27/12/2025
Nos repiten que la escuela debe girar alrededor del alumno, pero olvidan decirnos quién sostiene ese giro todos los días, con el cuerpo cansado y la mente saturada. Hoy la consigna de moda es: "el estudiante al centro" y hay que agregarle: "el docente al límite."
La narrativa educativa actual está llena de palabras amables y promesas atractivas. Se nos exige formar alumnos resilientes, emocionalmente regulados, creativos, felices, autónomos y motivados. Se nos pide que enseñemos jugando, que contengamos emociones, que generemos ambientes “neuroseguros” y que personalicemos el aprendizaje. Todo suena bien. El problema aparece cuando esa exigencia no viene acompañada de condiciones reales para quien la debe materializar.
En la escuela cotidiana, el discurso del enfoque centrado en el alumno convive con aulas saturadas, burocracia creciente, evaluaciones estandarizadas, carga administrativa excesiva y salarios que no corresponden al nivel de responsabilidad social que se deposita en el magisterio. Se espera que el docente sea pedagogo, orientador emocional, mediador familiar, gestor de conflictos y, al mismo tiempo, que mantenga resultados académicos medibles. Todo esto sin una política clara de bienestar docente.

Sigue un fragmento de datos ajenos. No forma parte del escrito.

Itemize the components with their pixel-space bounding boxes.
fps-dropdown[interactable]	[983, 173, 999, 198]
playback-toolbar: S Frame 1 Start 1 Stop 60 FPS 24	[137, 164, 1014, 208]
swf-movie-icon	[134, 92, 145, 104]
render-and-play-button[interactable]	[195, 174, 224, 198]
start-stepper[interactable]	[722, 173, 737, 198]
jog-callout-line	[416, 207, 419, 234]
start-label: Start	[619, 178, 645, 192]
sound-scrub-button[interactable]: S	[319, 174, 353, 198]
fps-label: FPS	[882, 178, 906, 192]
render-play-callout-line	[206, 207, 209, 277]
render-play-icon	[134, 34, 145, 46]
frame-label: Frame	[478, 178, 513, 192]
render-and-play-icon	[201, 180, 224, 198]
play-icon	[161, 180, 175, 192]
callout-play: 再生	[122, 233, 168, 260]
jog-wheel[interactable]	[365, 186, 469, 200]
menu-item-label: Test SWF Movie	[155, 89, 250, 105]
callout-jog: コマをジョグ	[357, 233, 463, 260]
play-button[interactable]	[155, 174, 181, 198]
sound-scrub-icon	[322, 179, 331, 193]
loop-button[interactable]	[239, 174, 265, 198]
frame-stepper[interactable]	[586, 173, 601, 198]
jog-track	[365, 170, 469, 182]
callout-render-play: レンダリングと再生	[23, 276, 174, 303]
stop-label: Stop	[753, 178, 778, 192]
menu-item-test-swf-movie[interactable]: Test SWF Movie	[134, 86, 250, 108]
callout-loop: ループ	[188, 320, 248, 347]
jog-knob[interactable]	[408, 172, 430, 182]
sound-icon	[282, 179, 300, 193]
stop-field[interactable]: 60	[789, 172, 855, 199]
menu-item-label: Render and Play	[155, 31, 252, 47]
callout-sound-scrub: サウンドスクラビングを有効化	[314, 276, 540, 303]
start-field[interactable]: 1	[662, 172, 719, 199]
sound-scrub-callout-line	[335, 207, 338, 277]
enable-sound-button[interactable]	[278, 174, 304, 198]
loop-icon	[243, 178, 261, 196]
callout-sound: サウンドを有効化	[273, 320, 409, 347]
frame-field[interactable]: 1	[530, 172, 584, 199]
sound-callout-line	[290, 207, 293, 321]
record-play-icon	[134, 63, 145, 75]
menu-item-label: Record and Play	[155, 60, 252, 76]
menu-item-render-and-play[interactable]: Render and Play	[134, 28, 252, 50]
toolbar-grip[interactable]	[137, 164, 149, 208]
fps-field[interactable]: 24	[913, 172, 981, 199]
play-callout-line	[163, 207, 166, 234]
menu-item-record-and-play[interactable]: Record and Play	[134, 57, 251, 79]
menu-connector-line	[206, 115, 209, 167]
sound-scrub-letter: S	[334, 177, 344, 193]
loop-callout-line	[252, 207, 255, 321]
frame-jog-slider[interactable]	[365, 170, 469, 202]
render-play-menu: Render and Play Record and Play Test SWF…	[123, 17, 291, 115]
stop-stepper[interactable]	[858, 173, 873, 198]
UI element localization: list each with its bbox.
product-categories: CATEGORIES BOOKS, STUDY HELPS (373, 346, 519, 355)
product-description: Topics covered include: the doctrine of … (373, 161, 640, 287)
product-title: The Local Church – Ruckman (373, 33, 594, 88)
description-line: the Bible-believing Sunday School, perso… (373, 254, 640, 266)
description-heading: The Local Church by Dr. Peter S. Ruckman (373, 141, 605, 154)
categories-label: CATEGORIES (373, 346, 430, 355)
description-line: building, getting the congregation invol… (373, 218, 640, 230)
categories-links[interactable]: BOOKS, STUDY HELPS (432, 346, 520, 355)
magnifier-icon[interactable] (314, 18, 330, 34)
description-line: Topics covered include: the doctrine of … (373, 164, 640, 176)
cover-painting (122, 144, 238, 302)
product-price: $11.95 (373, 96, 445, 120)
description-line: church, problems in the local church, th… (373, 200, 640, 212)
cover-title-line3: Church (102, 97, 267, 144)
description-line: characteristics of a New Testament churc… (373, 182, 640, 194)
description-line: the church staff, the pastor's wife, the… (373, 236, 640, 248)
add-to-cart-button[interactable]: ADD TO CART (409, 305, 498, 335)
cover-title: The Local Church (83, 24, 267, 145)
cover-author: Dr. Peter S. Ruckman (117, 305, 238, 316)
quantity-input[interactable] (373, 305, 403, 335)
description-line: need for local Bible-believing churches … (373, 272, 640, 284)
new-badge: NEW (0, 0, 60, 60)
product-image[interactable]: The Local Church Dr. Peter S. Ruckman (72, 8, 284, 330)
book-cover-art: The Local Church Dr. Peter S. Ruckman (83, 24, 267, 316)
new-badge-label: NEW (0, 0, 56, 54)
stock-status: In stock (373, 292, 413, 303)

Aquí surge una de las contradicciones más graves del sistema educativo: se habla de cuidado emocional del estudiante mientras se normaliza el desgaste del maestro. Se promueve la educación socioemocional, pero se ignora que un docente agotado difícilmente puede sostener vínculos pedagógicos sanos.
El enfoque centrado en el alumno ha sido simplificado hasta convertirse en una coartada política. Bajo esa bandera, se traslada la responsabilidad del éxito o fracaso educativo casi exclusivamente al docente. Si el alumno no aprende, se cuestiona la estrategia del maestro. Si hay conflictos emocionales, se señala su manejo de grupo. Si los resultados no mejoran, se pide “innovar más”. Así, el sistema se lava las manos mientras coloca la presión en el aula.
Desde la pedagogía crítica sabemos que el aprendizaje no ocurre en el vacío. Está atravesado por condiciones sociales, económicas y laborales. Pretender que el docente compense todas las desigualdades con buena actitud y creatividad es una forma elegante de ocultar la falta de políticas estructurales. La equidad educativa no se logra con discursos motivacionales, sino con inversión, acompañamiento y respeto profesional.
En la práctica escolar, esto tiene efectos claros. Docentes con licencias médicas frecuentes, rotación constante de personal, climas laborales tensos y una creciente desafección hacia la profesión. Cuando el maestro sobrevive, el aprendizaje se resiente. Cuando el docente está al límite, la escuela pierde estabilidad. Y cuando el sistema ignora esto, reproduce la desigualdad que dice combatir.
Hablar de ambientes emocionalmente seguros sin hablar de bienestar docente es una incoherencia pedagógica. No se puede exigir regulación emocional a quien trabaja bajo presión permanente. No se puede pedir empatía infinita a quien no recibe respaldo. No se puede centrar la escuela en el alumno mientras se deshumaniza al docente.
Por ningún motivo, se desea oponerse al derecho del alumno, sino el punto crucial es entender que ambos están ligados. Una escuela justa no enfrenta estas dos figuras; las sostiene juntas. Mientras no se reconozca que el cuidado del docente es una condición básica para cualquier innovación educativa, seguiremos repitiendo consignas vacías y cargando culpas donde no corresponden.
El verdadero debate no es si la escuela debe centrarse en el alumno, sino por qué el sistema decidió hacerlo a costa del maestro.
Fuentes de información
Freire, P. (2012). Pedagogía de la autonomía: Saberes necesarios para la práctica educativa. Siglo XXI Editores.
Hargreaves, A., & Fullan, M. (2014). Capital profesional: Transformar la enseñanza en cada escuela. Morata.
UNESCO. (2021). Reimaginar juntos nuestros futuros: Un nuevo contrato social para la educación. UNESCO.
OCDE. (2019). TALIS 2018: Resultados (Volumen I): Docentes y directores como profesionales valorados. OCDE Publishing.
Day, C. (2019). La pasión por enseñar. Narcea Ediciones.
Vaillant, D. (2015). El bienestar docente y su impacto en la calidad educativa. PREAL.